3. The finite union of compact subsets is compact (easy exercise).

4. If $C \subset X$ is compact and $X$ is a Hausdorff topological space ( $T_2$ ) then $C$ is closed. Here is why: let $x \notin C$ and for every $c \in C$ choose $U_c, V_c$ open where $x \in U_c, c \in V_c$ . Now $\cup_{c \in C}V_c$ is an open set which contains $C$ and has a finite subcover $\cup_{i=1}^k V_i$ Note that each $U_i$ is an open set which contains $x$ and now we have only a finite number of these. Hence $x \in \cap^k_{i=1} U_i$ which is disjoint from $\cup_{i=1}^k V_i$ which contains $C$ . Because $x$ was an arbitrary point in $X -C$ , $X-C$ is open which means that $C$ is closed. Note: this proof, with one minor addition, shows that a compact Hausdorff space is regular ( $T_3$ ) we need only show that a closed subset of a compact Hausdorff space is compact. That is easy enough to do: let $\mathscr{U}$ be an open cover for $C$ ; then the collection $\mathscr{U} \cup (X-C)$ is an open cover for $X$ , which has a finite subcover. Let that be $\cup^k_{i=1} U_i \cup (X-C)$ where each $U_i \in \mathscr{U}$ . Now since $X-C$ does not cover $C, \cup^k_{i=1} U_i$ does.
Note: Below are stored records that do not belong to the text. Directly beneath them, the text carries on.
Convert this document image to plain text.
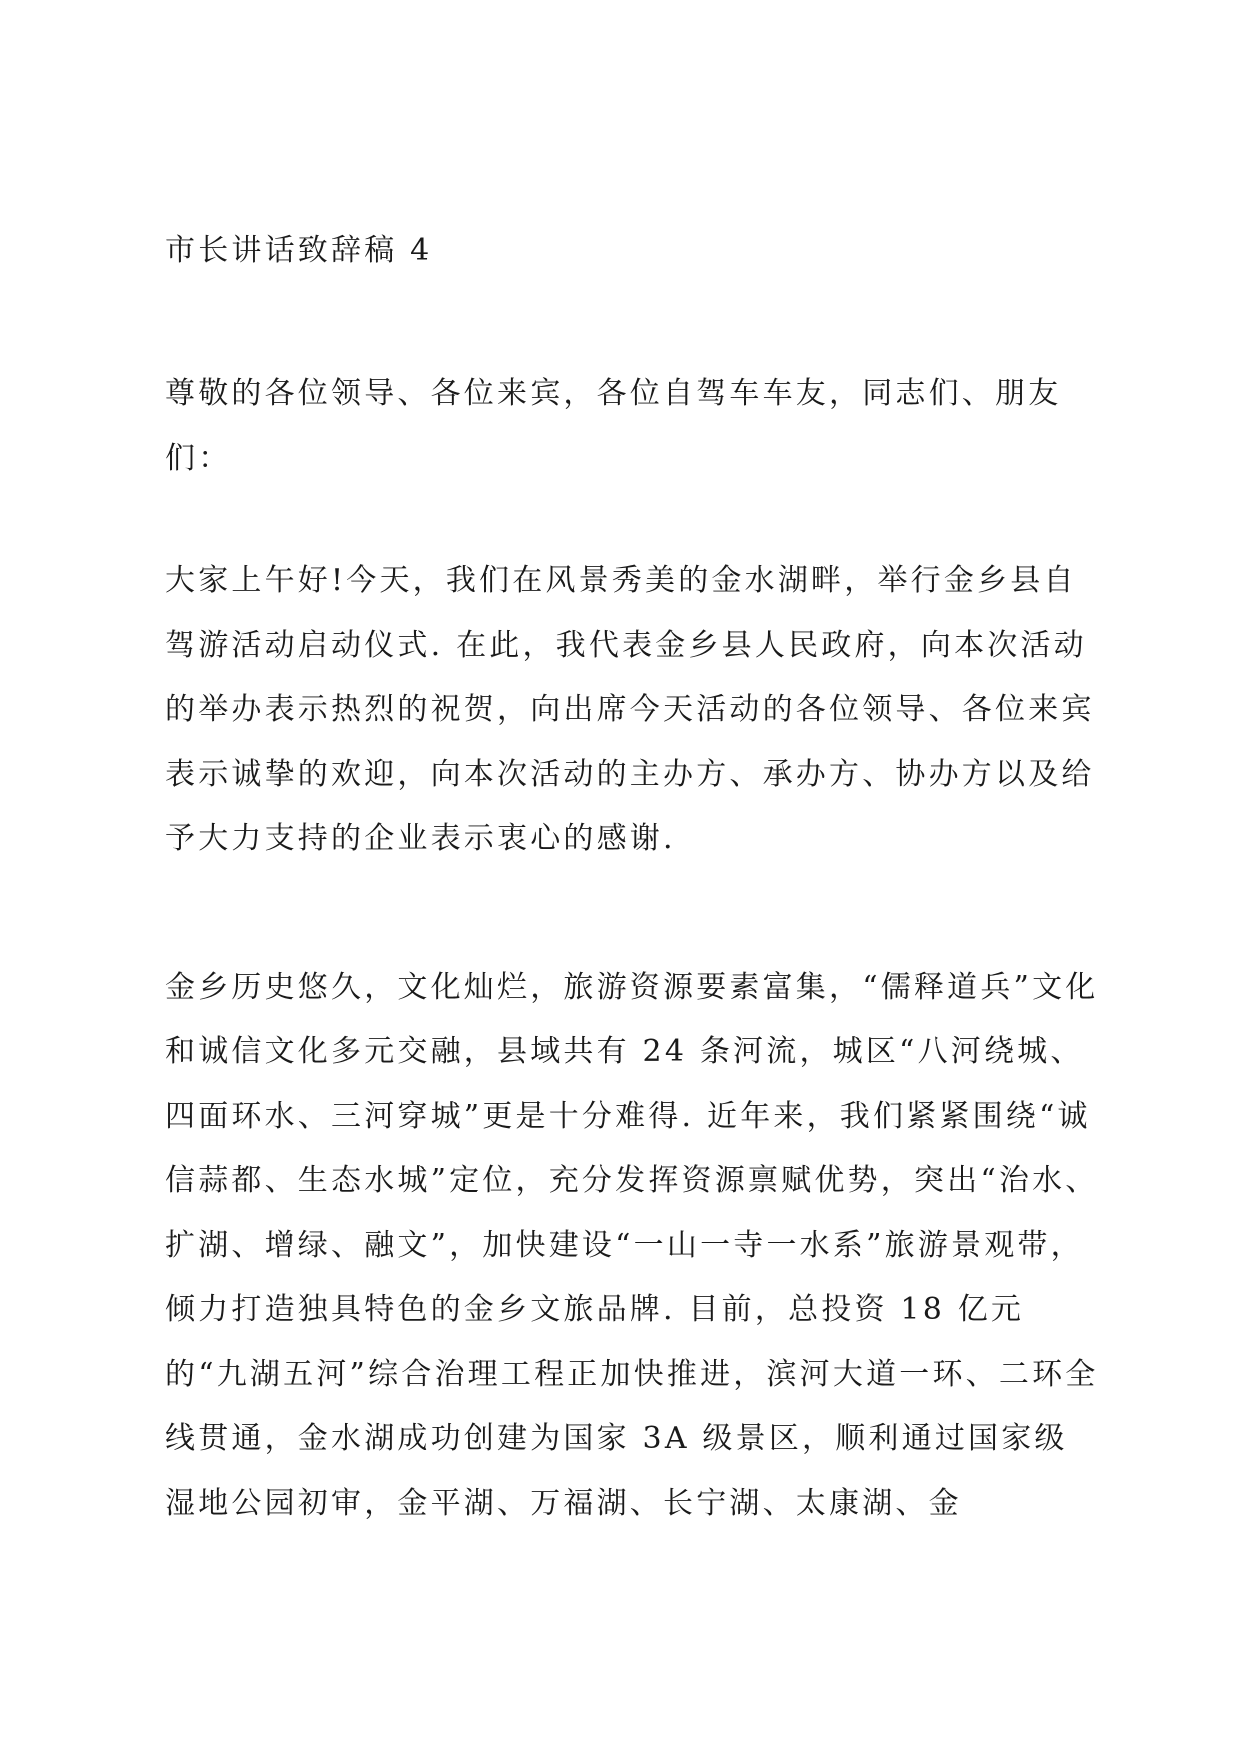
市长讲话致辞稿 4

尊敬的各位领导、各位来宾，各位自驾车车友，同志们、朋友们：

大家上午好!今天，我们在风景秀美的金水湖畔，举行金乡县自驾游活动启动仪式. 在此，我代表金乡县人民政府，向本次活动的举办表示热烈的祝贺，向出席今天活动的各位领导、各位来宾表示诚挚的欢迎，向本次活动的主办方、承办方、协办方以及给予大力支持的企业表示衷心的感谢.

金乡历史悠久，文化灿烂，旅游资源要素富集，“儒释道兵”文化和诚信文化多元交融，县域共有 24 条河流，城区“八河绕城、四面环水、三河穿城”更是十分难得. 近年来，我们紧紧围绕“诚信蒜都、生态水城”定位，充分发挥资源禀赋优势，突出“治水、扩湖、增绿、融文”，加快建设“一山一寺一水系”旅游景观带，倾力打造独具特色的金乡文旅品牌. 目前，总投资 18 亿元的“九湖五河”综合治理工程正加快推进，滨河大道一环、二环全线贯通，金水湖成功创建为国家 3A 级景区，顺利通过国家级湿地公园初审，金平湖、万福湖、长宁湖、太康湖、金
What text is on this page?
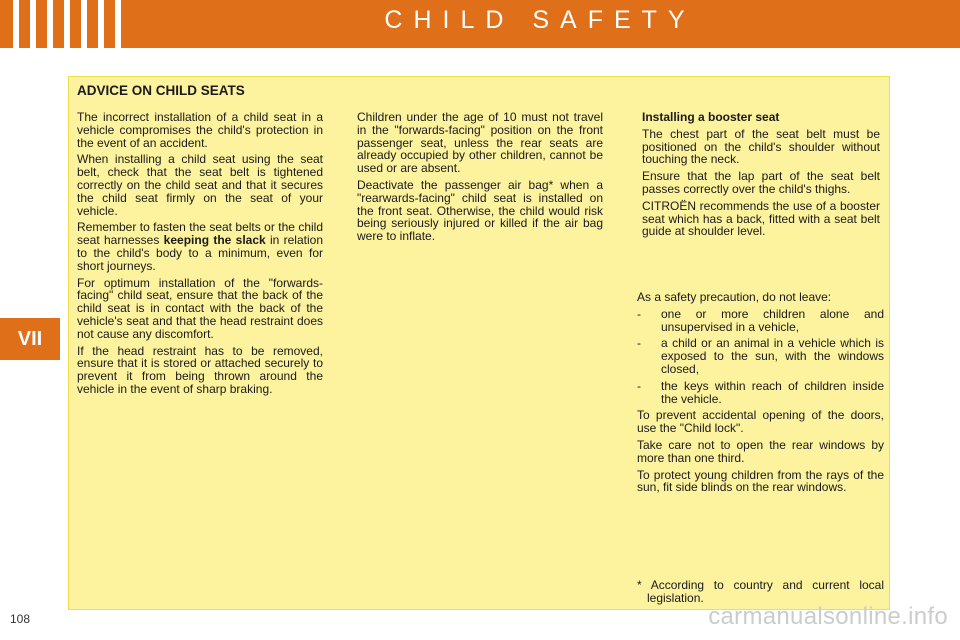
CHILD SAFETY
VII
108
ADVICE ON CHILD SEATS

The incorrect installation of a child seat in a vehicle compromises the child's protection in the event of an accident.

When installing a child seat using the seat belt, check that the seat belt is tightened correctly on the child seat and that it secures the child seat firmly on the seat of your vehicle.

Remember to fasten the seat belts or the child seat harnesses keeping the slack in relation to the child's body to a minimum, even for short journeys.

For optimum installation of the "forwards-facing" child seat, ensure that the back of the child seat is in contact with the back of the vehicle's seat and that the head restraint does not cause any discomfort.

If the head restraint has to be removed, ensure that it is stored or attached securely to prevent it from being thrown around the vehicle in the event of sharp braking.

Children under the age of 10 must not travel in the "forwards-facing" position on the front passenger seat, unless the rear seats are already occupied by other children, cannot be used or are absent.

Deactivate the passenger air bag* when a "rearwards-facing" child seat is installed on the front seat. Otherwise, the child would risk being seriously injured or killed if the air bag were to inflate.

Installing a booster seat

The chest part of the seat belt must be positioned on the child's shoulder without touching the neck.

Ensure that the lap part of the seat belt passes correctly over the child's thighs.

CITROËN recommends the use of a booster seat which has a back, fitted with a seat belt guide at shoulder level.

As a safety precaution, do not leave:

- one or more children alone and unsupervised in a vehicle,
- a child or an animal in a vehicle which is exposed to the sun, with the windows closed,
- the keys within reach of children inside the vehicle.

To prevent accidental opening of the doors, use the "Child lock".

Take care not to open the rear windows by more than one third.

To protect young children from the rays of the sun, fit side blinds on the rear windows.

* According to country and current local legislation.
carmanualsonline.info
So we have proved that a closed subset of a compact set is compact.

5. Let $R$ (or any infinite set) be given the finite complement topology (that is, the open sets are the empty set together with sets whose complements consist of a finite number of points). Then ANY subset is compact! Here is why: let $C$ be any set and let $\mathscr{U}$ be any open cover. Choose $U_1 \in \mathscr{U}$ . Since $X -U_1$ is a finite set of points, only a finite number of them can be in $C$ , say $c_1, c_2, ...c_k$ . Then for each of these, select one open set in the open cover that contains the point; that is the finite subcover.

Note: this shows that non-closed sets can be compact sets, if the underlying topology is not Hausdorff.

6. If $f: X \rightarrow Y$ is continuous and onto and $X$ is compact, then so is $Y$ . Proof: let $\cup_{\beta \in I} U_{\beta}$ cover $Y$ and note that $\cup_{\beta}f^{-1}(U_{\beta})$ covers $X$ , hence a finite number of these open sets cover: $X = \cup^{k}_{i=1}f^{-1}(U_i)$ . Therefore $\cup^k_{i=1}U_i$ covers $Y$ . Note: this shows that being compact is a topological invariant; that is, if two spaces are homeomorphic, then either both spaces are compact or neither one is.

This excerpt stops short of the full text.